Travelling to the Russia World Cup

When you travel to Ukraine, sports probably aren’t the first thing on your mind. The country isn’t particularly well-known for …

When you travel to Ukraine, sports probably aren’t the first thing on your mind. The country isn’t particularly well-known for professional athletes, nor does it tend to host major international events (such as the World Cup that neighboring Russia will be hosting this summer). However, the reasons for watching sports are the same everywhere. A little bit of sports-focused tourism can expose you to cool town and venues, local fan bases, and sometimes just something fun to do.

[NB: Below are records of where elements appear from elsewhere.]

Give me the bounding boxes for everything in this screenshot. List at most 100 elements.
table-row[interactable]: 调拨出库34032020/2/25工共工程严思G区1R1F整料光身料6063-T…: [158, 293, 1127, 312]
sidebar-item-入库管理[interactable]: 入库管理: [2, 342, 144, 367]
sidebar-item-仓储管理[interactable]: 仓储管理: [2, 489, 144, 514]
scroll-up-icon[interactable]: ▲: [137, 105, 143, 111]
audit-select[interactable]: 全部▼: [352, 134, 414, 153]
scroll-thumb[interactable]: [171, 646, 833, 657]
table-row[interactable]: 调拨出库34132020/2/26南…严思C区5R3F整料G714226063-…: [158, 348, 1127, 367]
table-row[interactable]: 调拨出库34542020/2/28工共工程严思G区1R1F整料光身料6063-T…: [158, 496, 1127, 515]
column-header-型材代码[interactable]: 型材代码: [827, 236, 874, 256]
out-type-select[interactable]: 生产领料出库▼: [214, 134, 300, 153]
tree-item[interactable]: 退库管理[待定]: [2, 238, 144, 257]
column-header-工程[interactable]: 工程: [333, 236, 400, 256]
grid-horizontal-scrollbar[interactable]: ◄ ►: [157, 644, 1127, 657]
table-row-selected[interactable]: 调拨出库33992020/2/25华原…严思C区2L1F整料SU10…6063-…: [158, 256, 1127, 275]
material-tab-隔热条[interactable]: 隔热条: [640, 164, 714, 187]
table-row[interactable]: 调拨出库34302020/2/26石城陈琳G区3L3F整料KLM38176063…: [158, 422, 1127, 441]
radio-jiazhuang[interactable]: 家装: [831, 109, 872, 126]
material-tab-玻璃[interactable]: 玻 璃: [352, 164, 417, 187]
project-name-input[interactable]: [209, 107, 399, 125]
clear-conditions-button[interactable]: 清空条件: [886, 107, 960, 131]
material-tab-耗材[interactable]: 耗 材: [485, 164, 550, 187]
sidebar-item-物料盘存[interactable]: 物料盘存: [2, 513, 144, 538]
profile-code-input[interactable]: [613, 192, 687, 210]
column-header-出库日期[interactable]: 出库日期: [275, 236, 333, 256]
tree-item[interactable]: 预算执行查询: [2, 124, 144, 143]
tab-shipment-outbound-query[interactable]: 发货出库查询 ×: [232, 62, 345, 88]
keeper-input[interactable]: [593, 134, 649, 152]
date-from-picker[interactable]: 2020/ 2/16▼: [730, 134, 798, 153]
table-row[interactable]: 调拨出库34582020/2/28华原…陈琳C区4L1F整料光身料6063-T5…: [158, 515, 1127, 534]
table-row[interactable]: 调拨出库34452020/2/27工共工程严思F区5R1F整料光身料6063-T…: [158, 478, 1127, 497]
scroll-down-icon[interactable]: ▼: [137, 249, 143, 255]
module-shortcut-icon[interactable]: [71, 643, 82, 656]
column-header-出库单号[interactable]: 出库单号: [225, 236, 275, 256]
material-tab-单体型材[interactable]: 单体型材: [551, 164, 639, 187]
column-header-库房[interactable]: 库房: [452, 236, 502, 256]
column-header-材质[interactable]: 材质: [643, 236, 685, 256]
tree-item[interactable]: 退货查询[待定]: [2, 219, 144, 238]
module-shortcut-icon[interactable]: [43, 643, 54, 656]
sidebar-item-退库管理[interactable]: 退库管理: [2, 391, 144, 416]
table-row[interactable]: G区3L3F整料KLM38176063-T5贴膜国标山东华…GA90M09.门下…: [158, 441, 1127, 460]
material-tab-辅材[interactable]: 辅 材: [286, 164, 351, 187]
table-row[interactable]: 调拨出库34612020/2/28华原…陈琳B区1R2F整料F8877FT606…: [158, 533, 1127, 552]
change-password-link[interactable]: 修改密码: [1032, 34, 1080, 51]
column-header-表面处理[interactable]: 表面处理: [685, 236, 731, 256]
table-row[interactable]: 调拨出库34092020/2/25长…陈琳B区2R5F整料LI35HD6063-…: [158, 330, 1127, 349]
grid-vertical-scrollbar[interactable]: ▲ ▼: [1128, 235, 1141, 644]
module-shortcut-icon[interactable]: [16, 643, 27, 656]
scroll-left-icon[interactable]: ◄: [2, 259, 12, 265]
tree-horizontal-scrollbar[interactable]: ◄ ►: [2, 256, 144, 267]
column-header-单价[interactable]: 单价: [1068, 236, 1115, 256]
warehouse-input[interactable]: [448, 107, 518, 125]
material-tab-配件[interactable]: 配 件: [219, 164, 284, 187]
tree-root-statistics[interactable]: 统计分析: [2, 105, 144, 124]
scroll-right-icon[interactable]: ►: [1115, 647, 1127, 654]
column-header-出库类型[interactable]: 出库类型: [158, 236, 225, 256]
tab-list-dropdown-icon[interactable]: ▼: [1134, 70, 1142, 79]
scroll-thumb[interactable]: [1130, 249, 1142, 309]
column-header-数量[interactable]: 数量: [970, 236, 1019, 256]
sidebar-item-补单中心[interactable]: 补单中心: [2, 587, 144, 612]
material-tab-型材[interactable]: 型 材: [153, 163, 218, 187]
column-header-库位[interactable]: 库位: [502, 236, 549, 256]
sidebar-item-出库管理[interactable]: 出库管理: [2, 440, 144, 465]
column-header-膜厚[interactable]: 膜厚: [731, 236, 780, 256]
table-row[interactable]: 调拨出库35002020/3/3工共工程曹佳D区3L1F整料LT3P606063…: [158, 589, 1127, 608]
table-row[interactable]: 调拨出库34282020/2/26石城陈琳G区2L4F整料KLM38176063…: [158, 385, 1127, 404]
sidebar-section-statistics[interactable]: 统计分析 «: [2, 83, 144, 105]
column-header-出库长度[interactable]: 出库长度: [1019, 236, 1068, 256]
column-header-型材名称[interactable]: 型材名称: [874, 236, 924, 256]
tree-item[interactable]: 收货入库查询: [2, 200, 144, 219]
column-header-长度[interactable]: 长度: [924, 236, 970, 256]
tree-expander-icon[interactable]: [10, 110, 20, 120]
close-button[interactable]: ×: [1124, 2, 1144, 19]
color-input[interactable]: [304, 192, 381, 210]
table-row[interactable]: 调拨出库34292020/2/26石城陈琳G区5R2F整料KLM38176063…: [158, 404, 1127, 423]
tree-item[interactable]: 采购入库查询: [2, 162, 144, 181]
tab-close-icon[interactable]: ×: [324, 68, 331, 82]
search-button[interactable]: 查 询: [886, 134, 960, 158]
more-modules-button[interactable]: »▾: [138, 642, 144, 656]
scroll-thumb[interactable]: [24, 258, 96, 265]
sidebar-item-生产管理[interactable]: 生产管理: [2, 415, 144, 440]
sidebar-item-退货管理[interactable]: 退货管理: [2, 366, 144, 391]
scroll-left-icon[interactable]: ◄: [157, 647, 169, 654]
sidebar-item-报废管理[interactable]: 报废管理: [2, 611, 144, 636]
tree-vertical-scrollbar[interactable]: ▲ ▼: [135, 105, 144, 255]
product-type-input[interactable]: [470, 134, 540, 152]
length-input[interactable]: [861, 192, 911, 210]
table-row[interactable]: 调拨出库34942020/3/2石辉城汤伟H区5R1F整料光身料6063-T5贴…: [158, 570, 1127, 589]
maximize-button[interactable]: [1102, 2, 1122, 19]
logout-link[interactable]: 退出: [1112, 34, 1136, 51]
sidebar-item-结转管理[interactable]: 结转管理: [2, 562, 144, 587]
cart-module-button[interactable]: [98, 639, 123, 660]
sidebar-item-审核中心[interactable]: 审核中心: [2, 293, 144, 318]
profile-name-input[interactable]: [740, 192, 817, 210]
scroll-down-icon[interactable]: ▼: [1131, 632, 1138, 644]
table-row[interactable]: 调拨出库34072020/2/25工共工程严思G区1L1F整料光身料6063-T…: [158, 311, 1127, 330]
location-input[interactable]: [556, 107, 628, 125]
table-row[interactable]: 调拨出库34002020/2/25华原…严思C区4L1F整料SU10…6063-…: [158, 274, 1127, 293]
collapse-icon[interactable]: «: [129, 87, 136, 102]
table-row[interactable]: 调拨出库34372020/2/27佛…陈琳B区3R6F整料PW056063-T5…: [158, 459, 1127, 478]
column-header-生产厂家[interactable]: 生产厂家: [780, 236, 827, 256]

In this spirt we’re going to look into some of the fun sporting events to take in during a trip to Ukraine. Some of these aren’t particularly huge in stature, but every one can make for a fun addition to your trip.

NSC Olimpiyski

If there is one world-class sporting venue in Ukraine, it’s undoubtedly the NSC Olimpiyski football stadium. Built in the ‘20s but opened in the ‘40s and boasting a massive capacity of over 70,000 fans, the stadium has a fascinating history. Most notably its opening was delayed because of the German invasion of Russia during World War II! In the years since however it has been improved and put to use in numerous ways.

Much of the world got to know this stadium in its modern capacity when it hosted some of the group matches during the Euro 2012 tournament. However, it’s more regularly used as the home of Dynamo Kiev, which is arguably the most prominent club team in the country

Stadion CSC Nika

This is a stadium that should be pointed out simply as a contrast to NSC Olimpiyski, and a better approximation of the average local sporting occasion in Ukraine. It’s far smaller, able to seat roughly 7,000 spectators, and lacks the flash and grandeur of NSC Olimpiyski. However, it’s places like these that sometimes reveal some true local character when you take in a match.

Stadion CSC Nika is home to FC Alexandria, and opened fairly recently in the scheme of things, in 1998. It’s a pretty little park and a lovely place to watch football, located in between the Inhulets River and the Berezivka River.

Sofia-Star Tennis

The tennis club at Sofia-Star, a hotel complex in the town of Rivne, is fairly small. It’s quite nice, incidentally, with a row of orange clay courts and minimal seating. And it happens to be the location for fairly frequent events on the International Tennis Federation juniors circuit. That means while you won’t necessarily see the likes of Roger Federer and Rafael Nadal passing through Ukraine, you might get to see some really good tennis, potentially featuring some up-and-coming players.

Keep an eye on any local players as well, because Ukraine is being put back on the map thanks to the emergence of Elina Svitolina. The 23-year-old is ranked fourth in the world, and though most of the focus is on the men heading into the French Open (thanks to the shadow Rafael Nadal casts over the whole sport on clay), she’ll be in the mix for a major title. Perhaps you’ll see the next Svitolina in action if you stop by the club!

Palace Of Sports “ZTR”

This is a different kind of sports venue, almost more like a supersized local gym. However, in addition to company events and training it does host regional sporting events, including matches for some of Ukraine’s most prominent team handball teams. Most notably, both ZTR Zaporizhia and ZTR Burevisnyk – two teams in the Ukrainian Men’s Handball Super League – call this gym home. f

Watching handball at the Palace of Sports “ZTR” isn’t like most spectator experiences, as there aren’t conventional stands. But you can more or less watch from overhead if you get into the venue, and Ukrainian handball at the highest level is thrilling to watch. It’s a sport practiced primarily in certain corners of Europe, and it’s one that Ukrainians can be quite skilled at.

This isn’t a full look at Ukrainian sports by any means. There’s more to see on the football scene, and the country is also fairly passionate about boxing and volleyball, both of which you might see in an arena built for miscellaneous purposes. But this should give you an idea of some venues to take a look at, and what you might see there.